Luego, el juez dijo que no cree que la prisión sea necesaria y señaló que Dugan perdió su trabajo, ahora tiene una condena por un delito grave y experimentó amenazas que la obligaron a mudarse y dejar de asistir a eventos comunitarios. También señaló que las acciones de Dugan no impidieron que los agentes de ICE arrestaran al acusado afuera del tribunal.
«Estos son unos minutos de conducta para alguien que ha dedicado su vida al servicio público», dijo Adelman. «Es una marcada desviación de una vida que de otro modo sería respetuosa de la ley».
Los fiscales habían presionado para que se imponga una «sentencia grave»
Los fiscales habían argumentado en un memorando de sentencia que Dugan violó su juramento como juez y puso en riesgo tanto a las fuerzas del orden como al público.
«A los jueces se les confía una tremenda discreción, pero hay una línea que no pueden cruzar», escribió Frohling. «El acusado cruzó esa línea».
Los abogados de Dugan argumentaron que ella ha sido «suficientemente castigada» y que no debería ser sentenciada a ninguna pena de cárcel más allá de las horas que pasó bajo custodia federal.
Las pautas federales de sentencia exigían entre 15 y 21 meses tras las rejas, pero el juez, designado por el presidente Invoice Clinton en 1997, no estaba obligado a cumplirlas. Los fiscales no recomendaron una sentencia, pero Frohling escribió que «esto fue un delito grave y merece una sentencia correspondientemente grave».
El abogado Jason Luczak dijo después de la sentencia que aún apelarían la condena por obstrucción por delito grave de Dugan.
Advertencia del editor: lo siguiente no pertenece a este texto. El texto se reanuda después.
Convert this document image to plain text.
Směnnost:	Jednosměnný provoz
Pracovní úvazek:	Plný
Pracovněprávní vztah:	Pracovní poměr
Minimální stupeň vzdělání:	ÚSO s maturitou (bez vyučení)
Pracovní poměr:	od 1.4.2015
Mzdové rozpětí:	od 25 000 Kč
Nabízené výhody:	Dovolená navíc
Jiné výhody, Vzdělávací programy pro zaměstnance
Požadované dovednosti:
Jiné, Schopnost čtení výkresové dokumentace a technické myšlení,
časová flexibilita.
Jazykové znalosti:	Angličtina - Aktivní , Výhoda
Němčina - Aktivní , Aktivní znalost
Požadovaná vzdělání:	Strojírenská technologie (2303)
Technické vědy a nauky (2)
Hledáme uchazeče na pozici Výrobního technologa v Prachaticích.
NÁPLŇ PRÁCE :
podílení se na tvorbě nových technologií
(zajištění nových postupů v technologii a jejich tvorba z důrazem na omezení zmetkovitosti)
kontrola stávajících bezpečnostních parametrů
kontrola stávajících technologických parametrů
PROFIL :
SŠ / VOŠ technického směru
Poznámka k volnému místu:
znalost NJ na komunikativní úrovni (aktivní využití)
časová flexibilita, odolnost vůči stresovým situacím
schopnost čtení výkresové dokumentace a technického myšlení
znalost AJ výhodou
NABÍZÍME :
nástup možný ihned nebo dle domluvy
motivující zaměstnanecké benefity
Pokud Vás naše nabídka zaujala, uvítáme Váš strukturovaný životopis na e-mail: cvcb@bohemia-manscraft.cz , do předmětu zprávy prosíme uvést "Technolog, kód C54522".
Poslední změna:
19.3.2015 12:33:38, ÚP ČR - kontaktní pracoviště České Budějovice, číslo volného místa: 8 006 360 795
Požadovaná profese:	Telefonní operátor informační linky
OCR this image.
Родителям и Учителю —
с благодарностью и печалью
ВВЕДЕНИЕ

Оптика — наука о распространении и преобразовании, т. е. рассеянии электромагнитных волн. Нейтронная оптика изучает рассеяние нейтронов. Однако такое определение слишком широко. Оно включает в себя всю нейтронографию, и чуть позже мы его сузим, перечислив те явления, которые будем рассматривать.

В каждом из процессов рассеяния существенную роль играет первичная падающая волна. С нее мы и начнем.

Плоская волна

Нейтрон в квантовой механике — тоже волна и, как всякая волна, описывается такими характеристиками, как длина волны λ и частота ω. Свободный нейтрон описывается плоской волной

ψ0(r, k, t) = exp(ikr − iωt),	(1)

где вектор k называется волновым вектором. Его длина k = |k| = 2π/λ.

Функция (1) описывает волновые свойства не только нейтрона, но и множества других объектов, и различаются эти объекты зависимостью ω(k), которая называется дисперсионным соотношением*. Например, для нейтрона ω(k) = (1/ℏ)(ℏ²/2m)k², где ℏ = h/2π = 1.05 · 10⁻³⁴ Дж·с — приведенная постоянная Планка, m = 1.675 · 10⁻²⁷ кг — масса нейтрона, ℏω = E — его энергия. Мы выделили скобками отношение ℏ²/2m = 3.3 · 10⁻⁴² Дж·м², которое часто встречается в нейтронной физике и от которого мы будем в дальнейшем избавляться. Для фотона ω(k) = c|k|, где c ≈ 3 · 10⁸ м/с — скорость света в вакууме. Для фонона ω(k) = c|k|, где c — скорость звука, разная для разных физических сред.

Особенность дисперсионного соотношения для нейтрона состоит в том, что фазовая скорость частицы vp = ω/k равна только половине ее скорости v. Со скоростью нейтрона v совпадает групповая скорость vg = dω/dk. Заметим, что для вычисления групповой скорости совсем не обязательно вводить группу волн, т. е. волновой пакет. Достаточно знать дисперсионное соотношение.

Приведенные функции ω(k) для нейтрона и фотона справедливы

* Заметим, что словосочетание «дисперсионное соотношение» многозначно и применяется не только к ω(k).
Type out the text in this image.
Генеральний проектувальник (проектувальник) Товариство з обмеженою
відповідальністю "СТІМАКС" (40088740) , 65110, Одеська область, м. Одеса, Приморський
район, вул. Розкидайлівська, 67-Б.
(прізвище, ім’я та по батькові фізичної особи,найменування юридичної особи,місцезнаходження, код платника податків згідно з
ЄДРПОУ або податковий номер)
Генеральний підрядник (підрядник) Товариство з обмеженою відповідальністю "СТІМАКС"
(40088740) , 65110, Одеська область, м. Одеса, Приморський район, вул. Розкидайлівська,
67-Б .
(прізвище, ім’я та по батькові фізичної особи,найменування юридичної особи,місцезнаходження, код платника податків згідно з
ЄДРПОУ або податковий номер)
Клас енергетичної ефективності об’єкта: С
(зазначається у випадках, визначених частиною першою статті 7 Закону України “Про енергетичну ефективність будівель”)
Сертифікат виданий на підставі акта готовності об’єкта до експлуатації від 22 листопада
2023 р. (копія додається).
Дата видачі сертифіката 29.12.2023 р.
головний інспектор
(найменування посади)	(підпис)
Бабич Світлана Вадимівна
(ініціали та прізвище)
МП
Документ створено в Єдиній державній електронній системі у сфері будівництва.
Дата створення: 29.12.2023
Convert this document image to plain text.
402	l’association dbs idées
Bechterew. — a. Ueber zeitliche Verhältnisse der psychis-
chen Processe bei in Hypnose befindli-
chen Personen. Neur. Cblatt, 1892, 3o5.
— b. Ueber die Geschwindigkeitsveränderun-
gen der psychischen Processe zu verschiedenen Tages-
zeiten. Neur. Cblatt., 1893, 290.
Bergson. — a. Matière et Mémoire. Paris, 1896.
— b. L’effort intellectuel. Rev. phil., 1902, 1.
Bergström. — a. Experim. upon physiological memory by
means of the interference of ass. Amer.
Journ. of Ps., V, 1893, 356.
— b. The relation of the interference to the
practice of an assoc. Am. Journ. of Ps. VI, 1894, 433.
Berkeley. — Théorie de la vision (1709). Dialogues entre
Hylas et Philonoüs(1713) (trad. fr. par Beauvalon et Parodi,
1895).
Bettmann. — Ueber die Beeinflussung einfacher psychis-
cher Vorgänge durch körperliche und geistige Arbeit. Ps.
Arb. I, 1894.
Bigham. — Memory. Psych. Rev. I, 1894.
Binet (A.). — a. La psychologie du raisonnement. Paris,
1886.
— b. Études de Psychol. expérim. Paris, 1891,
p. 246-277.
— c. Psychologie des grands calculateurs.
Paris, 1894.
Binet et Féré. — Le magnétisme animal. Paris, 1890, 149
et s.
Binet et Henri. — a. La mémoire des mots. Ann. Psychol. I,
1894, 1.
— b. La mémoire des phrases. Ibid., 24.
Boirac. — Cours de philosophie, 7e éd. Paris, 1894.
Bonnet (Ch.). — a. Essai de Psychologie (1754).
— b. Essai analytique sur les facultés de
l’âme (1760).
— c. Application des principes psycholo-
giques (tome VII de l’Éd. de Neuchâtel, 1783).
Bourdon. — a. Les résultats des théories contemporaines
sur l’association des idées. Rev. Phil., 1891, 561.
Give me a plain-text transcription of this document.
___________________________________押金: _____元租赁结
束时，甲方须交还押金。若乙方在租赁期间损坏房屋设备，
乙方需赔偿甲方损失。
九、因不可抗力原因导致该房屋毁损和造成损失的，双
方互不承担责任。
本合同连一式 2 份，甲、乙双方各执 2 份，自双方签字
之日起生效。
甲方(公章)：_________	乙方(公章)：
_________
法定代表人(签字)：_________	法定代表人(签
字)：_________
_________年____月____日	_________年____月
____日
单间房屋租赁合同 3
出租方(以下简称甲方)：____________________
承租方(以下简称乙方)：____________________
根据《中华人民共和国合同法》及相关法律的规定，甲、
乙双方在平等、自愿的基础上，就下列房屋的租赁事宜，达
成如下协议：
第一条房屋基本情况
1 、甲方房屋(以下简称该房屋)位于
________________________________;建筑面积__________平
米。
Los jurados la absolvieron en el juicio de ocultar a un individuo para evitar su arresto, un delito menor.
¿Qué pasó en el juzgado ese día?
El 18 de abril de 2025, agentes de inmigración acudieron al juzgado del condado de Milwaukee después de enterarse de que Eduardo Flores-Ruiz, de 31 años, había reingresado al país ilegalmente y estaba programado para comparecer ante Dugan para una audiencia en un caso de agresión estatal.
Dugan confrontó a los agentes afuera de su sala del tribunal y los dirigió a la oficina del juez principal, diciendo que su orden administrativa no period suficiente para arrestar a Flores-Ruiz. Sus abogados dijeron que ella estaba siguiendo protocolos que exigían que los empleados del tribunal informaran a sus supervisores sobre cualquier agente de inmigración.
Después de que los agentes se fueron, ella condujo a Flores-Ruiz y a su abogado hasta la puerta del jurado privado. Los agentes vieron a Flores-Ruiz en el pasillo, lo siguieron afuera y lo arrestaron después de una persecución a pie. Una semana después, agentes del FBI arrestaron a Dugan en el juzgado y la llevaron afuera esposada.
Flores Ruiz fue deportado en noviembre.